Traceback (most recent call last): File "/Users/ab/Code/SHCprefixer-2022/shc-prefixer_upwork.py", line 22, in content = file.readlines(); File "/codecs.py", line 322, in decode (result, consumed) = self._buffer_decode(data, self.errors, final) UnicodeDecodeError: 'utf-8' codec can't decode byte 0xff in position 566: invalid start byte

from bs4 import BeautifulSoup
import xml.etree.ElementTree as ET
import os
import lxml
import re

input_path = "./input-dir";
output_path = "./output-dir";

ls = os.listdir(input_path);
print(ls);

with open("classes.txt", "r") as cls:
    clss = cls.readlines()
    for i in range(len(clss)):
        clss[i] = clss[i].strip()
print(clss);

for d in range(len(ls)):

    with open(f"{input_path}/{ls[d]}", "r") as file:
        content = file.readlines();
        content = "".join(content)
        bs_content = BeautifulSoup(content, "lxml")
        str_bs_content = str(bs_content)
        str_bs_content = str_bs_content.replace("""<?xml version="1.0" encoding="UTF-8"?><html><body>""", "");
        str_bs_content = str_bs_content.replace("</body></html>", "");
        for j in range(len(clss)):
            str_bs_content = str_bs_content.replace(clss[j], f"prefix-{clss[j]}")
    with open(f"{output_path}/{ls[d]}", "w") as f:
        f.write(str_bs_content)

Probably the error is related to the listdir() command, and as indicated in "IsADirectoryError: [Errno 21] Is a directory: " It is a file, I should use os.walk(), but I wasn't able to implement it. Would be great if someone could help.
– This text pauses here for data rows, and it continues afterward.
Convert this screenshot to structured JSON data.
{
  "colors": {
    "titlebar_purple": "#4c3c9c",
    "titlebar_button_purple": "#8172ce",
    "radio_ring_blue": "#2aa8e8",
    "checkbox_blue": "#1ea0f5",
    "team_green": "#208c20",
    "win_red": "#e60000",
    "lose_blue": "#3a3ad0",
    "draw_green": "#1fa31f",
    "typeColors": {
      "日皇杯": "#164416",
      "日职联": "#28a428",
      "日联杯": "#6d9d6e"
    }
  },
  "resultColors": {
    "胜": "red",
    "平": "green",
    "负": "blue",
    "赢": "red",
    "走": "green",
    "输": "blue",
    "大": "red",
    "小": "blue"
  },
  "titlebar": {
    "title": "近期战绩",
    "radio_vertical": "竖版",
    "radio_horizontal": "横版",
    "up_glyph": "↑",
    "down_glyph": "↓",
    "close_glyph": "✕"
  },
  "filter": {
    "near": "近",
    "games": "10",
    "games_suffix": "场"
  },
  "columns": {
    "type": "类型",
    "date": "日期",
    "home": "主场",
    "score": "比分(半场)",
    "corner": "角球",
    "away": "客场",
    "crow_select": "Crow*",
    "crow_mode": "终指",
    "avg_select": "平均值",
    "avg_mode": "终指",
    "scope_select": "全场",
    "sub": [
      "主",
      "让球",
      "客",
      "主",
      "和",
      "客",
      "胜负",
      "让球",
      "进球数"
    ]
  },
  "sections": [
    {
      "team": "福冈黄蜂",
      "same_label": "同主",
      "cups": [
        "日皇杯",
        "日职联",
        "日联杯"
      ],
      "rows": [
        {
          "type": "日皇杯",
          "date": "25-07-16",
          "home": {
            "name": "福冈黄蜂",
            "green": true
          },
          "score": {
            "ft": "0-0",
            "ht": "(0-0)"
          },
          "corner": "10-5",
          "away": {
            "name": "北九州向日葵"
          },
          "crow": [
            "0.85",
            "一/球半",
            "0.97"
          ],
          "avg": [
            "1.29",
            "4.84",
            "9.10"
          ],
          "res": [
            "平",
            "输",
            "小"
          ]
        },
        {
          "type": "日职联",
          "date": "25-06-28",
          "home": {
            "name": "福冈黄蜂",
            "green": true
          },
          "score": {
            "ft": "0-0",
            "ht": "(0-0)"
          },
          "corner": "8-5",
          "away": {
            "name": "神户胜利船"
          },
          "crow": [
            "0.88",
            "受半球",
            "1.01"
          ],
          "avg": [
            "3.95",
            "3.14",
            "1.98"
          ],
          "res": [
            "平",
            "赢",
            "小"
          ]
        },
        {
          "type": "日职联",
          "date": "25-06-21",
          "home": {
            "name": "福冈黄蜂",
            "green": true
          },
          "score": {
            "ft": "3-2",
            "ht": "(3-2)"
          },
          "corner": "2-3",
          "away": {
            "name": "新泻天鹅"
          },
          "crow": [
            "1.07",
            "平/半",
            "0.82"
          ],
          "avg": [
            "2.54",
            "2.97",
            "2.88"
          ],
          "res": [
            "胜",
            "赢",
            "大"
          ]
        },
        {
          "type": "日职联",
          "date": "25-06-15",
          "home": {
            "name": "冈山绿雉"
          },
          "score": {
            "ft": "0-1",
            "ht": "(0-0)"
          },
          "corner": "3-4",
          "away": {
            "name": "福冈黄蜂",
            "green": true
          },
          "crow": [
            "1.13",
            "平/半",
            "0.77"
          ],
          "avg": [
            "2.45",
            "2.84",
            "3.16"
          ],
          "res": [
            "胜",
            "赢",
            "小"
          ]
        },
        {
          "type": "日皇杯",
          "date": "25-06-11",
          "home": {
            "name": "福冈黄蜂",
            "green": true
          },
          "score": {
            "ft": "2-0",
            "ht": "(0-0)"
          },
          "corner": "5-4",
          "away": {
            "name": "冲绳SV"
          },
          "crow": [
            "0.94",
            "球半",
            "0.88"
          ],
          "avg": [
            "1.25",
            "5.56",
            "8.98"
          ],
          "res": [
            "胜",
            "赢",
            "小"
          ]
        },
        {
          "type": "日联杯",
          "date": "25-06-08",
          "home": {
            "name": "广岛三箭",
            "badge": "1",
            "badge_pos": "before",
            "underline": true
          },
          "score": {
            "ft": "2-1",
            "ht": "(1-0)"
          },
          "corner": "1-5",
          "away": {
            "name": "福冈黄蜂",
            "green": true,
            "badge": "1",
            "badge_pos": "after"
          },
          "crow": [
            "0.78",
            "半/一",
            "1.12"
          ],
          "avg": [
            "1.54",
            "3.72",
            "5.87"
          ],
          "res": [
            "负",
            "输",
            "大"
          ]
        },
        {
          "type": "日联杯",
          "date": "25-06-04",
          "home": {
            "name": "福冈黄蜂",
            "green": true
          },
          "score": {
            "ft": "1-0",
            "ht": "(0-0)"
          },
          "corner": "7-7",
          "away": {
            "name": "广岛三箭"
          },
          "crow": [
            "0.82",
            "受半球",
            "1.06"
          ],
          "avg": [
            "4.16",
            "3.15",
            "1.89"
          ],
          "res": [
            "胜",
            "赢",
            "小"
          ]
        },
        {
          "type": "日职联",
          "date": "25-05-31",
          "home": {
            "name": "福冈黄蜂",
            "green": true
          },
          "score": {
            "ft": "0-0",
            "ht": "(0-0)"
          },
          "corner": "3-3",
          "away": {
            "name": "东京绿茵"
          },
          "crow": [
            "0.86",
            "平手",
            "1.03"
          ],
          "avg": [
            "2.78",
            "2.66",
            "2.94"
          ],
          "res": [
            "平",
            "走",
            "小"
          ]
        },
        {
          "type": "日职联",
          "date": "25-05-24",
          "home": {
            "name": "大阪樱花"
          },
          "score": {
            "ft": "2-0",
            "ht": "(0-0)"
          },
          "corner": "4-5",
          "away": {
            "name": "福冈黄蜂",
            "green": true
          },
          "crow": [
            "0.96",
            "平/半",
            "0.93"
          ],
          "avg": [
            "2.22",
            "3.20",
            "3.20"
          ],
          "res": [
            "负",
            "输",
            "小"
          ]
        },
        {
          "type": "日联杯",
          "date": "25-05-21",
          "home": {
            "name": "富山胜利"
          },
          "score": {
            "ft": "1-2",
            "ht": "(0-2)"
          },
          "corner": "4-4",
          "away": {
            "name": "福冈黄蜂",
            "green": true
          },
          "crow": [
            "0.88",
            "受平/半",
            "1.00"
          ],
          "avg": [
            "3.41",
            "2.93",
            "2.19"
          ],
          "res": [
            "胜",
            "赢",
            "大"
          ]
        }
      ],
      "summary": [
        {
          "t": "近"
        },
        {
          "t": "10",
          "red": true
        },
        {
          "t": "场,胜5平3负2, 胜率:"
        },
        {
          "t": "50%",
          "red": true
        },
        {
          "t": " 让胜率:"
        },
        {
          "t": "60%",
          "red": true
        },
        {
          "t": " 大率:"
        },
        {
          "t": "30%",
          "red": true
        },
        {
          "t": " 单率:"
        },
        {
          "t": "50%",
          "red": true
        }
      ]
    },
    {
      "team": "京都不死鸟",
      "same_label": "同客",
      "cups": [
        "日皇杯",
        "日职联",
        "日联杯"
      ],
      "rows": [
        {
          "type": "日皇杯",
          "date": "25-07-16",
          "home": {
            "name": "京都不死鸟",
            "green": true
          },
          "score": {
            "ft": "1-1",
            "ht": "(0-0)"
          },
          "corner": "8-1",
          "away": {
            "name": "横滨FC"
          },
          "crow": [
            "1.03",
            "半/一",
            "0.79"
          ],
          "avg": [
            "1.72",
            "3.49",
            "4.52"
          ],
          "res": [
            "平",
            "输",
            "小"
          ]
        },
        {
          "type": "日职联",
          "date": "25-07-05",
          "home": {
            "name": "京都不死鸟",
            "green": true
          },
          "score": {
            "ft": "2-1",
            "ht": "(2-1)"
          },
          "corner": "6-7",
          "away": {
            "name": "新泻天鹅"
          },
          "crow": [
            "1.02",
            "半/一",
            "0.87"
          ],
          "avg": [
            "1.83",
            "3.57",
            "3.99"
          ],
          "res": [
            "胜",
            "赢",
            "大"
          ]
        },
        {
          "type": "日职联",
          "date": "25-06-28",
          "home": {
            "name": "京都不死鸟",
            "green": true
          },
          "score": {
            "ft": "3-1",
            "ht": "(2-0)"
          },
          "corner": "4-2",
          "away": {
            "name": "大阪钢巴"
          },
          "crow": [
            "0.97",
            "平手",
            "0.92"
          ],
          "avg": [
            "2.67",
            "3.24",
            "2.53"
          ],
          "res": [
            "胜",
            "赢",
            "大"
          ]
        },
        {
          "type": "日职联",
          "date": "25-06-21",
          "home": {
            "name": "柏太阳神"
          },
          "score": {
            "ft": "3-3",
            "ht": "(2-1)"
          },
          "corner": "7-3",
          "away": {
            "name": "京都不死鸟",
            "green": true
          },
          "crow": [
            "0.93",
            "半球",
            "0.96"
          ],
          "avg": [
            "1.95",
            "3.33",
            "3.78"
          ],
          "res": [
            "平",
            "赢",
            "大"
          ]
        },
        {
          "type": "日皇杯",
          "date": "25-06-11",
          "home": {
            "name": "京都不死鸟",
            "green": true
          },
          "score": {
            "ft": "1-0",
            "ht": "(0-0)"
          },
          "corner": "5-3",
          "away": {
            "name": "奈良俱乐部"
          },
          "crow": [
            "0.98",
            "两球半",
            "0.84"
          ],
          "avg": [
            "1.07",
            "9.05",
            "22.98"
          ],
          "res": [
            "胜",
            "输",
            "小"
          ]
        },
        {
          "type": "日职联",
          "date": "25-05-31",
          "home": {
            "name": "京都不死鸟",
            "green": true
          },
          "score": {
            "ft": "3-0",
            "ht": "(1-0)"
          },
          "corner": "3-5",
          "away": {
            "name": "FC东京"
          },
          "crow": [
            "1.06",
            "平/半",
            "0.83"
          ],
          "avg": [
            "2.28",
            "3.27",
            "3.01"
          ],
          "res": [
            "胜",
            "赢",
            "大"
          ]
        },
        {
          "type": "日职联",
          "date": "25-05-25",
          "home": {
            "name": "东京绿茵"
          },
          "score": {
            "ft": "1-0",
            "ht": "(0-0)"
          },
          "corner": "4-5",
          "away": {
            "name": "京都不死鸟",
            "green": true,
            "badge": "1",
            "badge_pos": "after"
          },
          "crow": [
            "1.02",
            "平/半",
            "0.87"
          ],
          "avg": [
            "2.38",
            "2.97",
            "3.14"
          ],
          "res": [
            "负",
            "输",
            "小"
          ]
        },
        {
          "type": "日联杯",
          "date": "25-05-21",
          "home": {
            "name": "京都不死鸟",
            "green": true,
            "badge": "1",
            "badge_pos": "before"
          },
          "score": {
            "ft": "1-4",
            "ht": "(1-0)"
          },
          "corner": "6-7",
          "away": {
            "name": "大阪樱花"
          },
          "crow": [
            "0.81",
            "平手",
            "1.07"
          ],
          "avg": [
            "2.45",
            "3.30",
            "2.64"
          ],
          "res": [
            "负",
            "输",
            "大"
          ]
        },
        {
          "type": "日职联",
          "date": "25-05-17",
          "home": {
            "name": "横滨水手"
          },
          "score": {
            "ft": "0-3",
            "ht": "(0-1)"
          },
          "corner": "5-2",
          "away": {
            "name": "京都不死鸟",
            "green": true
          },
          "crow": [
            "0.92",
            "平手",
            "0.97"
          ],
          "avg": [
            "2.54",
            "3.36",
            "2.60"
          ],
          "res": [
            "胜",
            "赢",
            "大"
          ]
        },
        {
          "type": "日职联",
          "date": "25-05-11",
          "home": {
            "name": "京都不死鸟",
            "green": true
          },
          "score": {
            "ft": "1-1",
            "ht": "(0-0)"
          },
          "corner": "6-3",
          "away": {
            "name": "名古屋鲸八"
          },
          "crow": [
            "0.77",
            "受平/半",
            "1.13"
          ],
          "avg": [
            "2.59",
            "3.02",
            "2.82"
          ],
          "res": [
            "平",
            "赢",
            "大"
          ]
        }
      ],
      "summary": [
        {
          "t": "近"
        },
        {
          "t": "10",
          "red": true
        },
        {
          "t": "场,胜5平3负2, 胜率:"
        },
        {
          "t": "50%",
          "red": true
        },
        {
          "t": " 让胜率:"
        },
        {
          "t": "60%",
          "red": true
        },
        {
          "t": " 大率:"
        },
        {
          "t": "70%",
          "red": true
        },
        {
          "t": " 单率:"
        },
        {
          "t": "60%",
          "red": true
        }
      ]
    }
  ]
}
CodePudding user response：

Looks like you will need to filter out directories from the input path dir. You could use os.path.isfile(x) to check it. Using list comprehension you can get the filtered list in one line:

ls = [f for f in os.listdir(input_path) if os.path.isfile(f)]

CodePudding user response：

You need to test whether the returned file system name is a file. You also want to search the entire subtree. Instead of listdir you could use os.walk, but I think that the newer pathlib module better suites your needs. Its .glob method, when used with "**", will search the subtree and filter for a known file extension at the same time.

from bs4 import BeautifulSoup
import xml.etree.ElementTree as ET
import lxml
import re
from pathlib import Path

input_path = Path("./input-dir")
output_path = Path("./output-dir")

ls = [p for p in input_path.glob("**/*.xml") if p.is_file()]
print(", ".join(str(p) for p in ls))

with open("classes.txt", "r") as cls:
    clss = cls.readlines()
    for i in range(len(clss)):
        clss[i] = clss[i].strip()
print(clss)

for infile in ls:
    with infile.open() as file:
        bs_content = BeautifulSoup(file.read(), "lxml")
        str_bs_content = str(bs_content)
        str_bs_content = str_bs_content.replace("""<?xml version="1.0" encoding="UTF-8"?><html><body>""", "");
        str_bs_content = str_bs_content.replace("</body></html>", "");
        for j in range(len(clss)):
            str_bs_content = str_bs_content.replace(clss[j], f"prefix-{clss[j]}")
    outfile = output_path / infile.relative_to(input_path)
    outfile.parent.mkdir(parents=True, exist_ok=True)
    with outfile.open("w") as f:
        f.write(str_bs_content)